En estos días previos a la Pascua hemos podido palpar la tensión que se vive en el ambiente. Las autoridades judías están deseando atrapar a Jesús, hay enfrentamientos continuos entre el Señor y los letrados y fariseos. Cristo sabe que le queda poco tiempo, se acerca su hora, y antes de pasar al Padre quiere dejarnos su testamento en la Cena del Jueves santo. Las palabras que Jesús pronuncia y los signos que realiza en aquella noche quedarán gravados en la mente de sus discípulos para siempre: con el lavatorio de pies el Señor nos enseñará que amar es servir y hará visible el mandamiento nuevo de amarnos los unos a los otros como Él nos ha amado; con el pan y el vino nos dirá la manera en que se quedará con nosotros hasta el fin de los tiempos; y con el mandato de “haced esto en memoria mía”, instituirá el nuevo y definitivo sacerdocio.

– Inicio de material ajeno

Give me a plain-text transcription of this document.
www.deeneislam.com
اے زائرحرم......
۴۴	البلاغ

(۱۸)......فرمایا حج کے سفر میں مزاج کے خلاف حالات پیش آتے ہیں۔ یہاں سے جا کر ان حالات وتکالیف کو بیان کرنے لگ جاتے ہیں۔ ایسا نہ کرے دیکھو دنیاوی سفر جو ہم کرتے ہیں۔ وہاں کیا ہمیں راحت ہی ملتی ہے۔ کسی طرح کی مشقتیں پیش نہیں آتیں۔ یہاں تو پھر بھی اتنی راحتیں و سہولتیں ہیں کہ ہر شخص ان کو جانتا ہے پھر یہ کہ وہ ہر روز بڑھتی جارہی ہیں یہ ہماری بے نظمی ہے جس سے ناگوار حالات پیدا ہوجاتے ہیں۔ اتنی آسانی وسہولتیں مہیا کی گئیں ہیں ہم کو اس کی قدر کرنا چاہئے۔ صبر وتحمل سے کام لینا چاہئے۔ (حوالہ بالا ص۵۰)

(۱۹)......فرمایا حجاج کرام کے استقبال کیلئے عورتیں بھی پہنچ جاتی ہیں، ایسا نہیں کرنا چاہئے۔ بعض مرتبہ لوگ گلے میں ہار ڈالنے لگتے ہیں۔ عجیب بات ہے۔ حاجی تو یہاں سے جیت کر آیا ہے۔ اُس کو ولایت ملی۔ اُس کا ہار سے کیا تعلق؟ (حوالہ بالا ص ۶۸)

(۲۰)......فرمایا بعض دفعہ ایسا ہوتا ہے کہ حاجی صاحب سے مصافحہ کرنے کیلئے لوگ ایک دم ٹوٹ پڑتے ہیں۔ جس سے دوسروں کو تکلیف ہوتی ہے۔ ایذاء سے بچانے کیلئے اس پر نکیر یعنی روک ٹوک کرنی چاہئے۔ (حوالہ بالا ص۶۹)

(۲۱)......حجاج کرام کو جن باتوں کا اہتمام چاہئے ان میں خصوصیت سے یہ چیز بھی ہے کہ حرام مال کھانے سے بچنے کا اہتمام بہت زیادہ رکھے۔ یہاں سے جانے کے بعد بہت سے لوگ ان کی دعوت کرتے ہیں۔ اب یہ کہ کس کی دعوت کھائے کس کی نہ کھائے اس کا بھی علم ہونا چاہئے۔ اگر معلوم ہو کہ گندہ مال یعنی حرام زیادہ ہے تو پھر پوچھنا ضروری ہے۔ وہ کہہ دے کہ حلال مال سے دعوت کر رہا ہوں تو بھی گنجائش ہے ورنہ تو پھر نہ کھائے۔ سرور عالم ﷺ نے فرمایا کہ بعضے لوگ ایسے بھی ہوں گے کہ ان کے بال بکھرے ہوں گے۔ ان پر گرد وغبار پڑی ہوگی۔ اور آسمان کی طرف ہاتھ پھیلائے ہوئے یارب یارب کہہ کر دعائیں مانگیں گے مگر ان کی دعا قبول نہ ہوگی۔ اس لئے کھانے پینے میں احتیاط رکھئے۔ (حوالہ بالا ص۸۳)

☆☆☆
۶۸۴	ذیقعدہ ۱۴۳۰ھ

El Jueves Santo por la noche estaremos velando con Pedro, Santiago y Juan junto al Maestro, que desde Getsemaní nos pide que lo acompañemos en su profunda tristeza. Cuando Judas entregue a Jesús, lo seguiremos en su terrible pasión. Lloraremos ante tanta crueldad, tantas humillaciones, tanta soledad y tanta negritud. Entraremos en el misterio profundo de la Cruz donde se nos muestra que el momento de mayor amargura es también en el que se manifiesta su amor por nosotros de un modo heroico y divino. La liturgia del Viernes Santo se centrará en la adoración de la Cruz, en la que se esconde la maravillosa sabiduría de Dios.
Por fin, el Sábado Santo, cuando anochezca acompañaremos a las mujeres al sepulcro de Jesús y sentiremos una enorme alegría al comprobar que Cristo ha resucitado, Él ha vencido a la muerte, el Amor tiene la última palabra y vive para siempre. En la liturgia del Sábado Santo encenderemos el cirio pascual para significar que Cristo es la luz del mundo, miraremos hacía atrás y veremos en las Sagradas Escrituras como Dios había ido llevando toda la creación hasta el momento culminante de la resurrección gloriosa, renovaremos la promesas de nuestro bautismo y recibiremos llenos de alegría a Cristo eucaristía que, desde su dimensión gloriosa, se queda con nosotros hasta el final de los tiempos.
Vivamos, a través de la celebración litúrgica del Triduo Santo, junto a María nuestra participación en el Misterio Pascual y llevemos allí los dolores y alegrías de nuestra vida, de la Iglesia y del mundo; renovemos nuestros compromisos bautismales, y compartamos la victoria de Cristo Resucitado en la Eucaristía.
Preparémonos para escuchar la Buena Noticia que resonará como himno de victoria: ¡Cristo ha resucitado¡ La muerte y el mal no tienen la última palabra, sino la Verdad y el Bien, Dios mismo. Dispongámonos a entrar en este tiempo de alegría y de fiesta.
Pidámosle a la Santísima Virgen María, nuestra Madre, la primera, según piadosa tradición, en ver a su Hijo resucitado, que por su poderosa intercesión nos conceda la gracia de experimentar en la propia vida la resurrección gloriosa de Cristo, que es también la nuestra. ¡Feliz Pascua de Resurrección!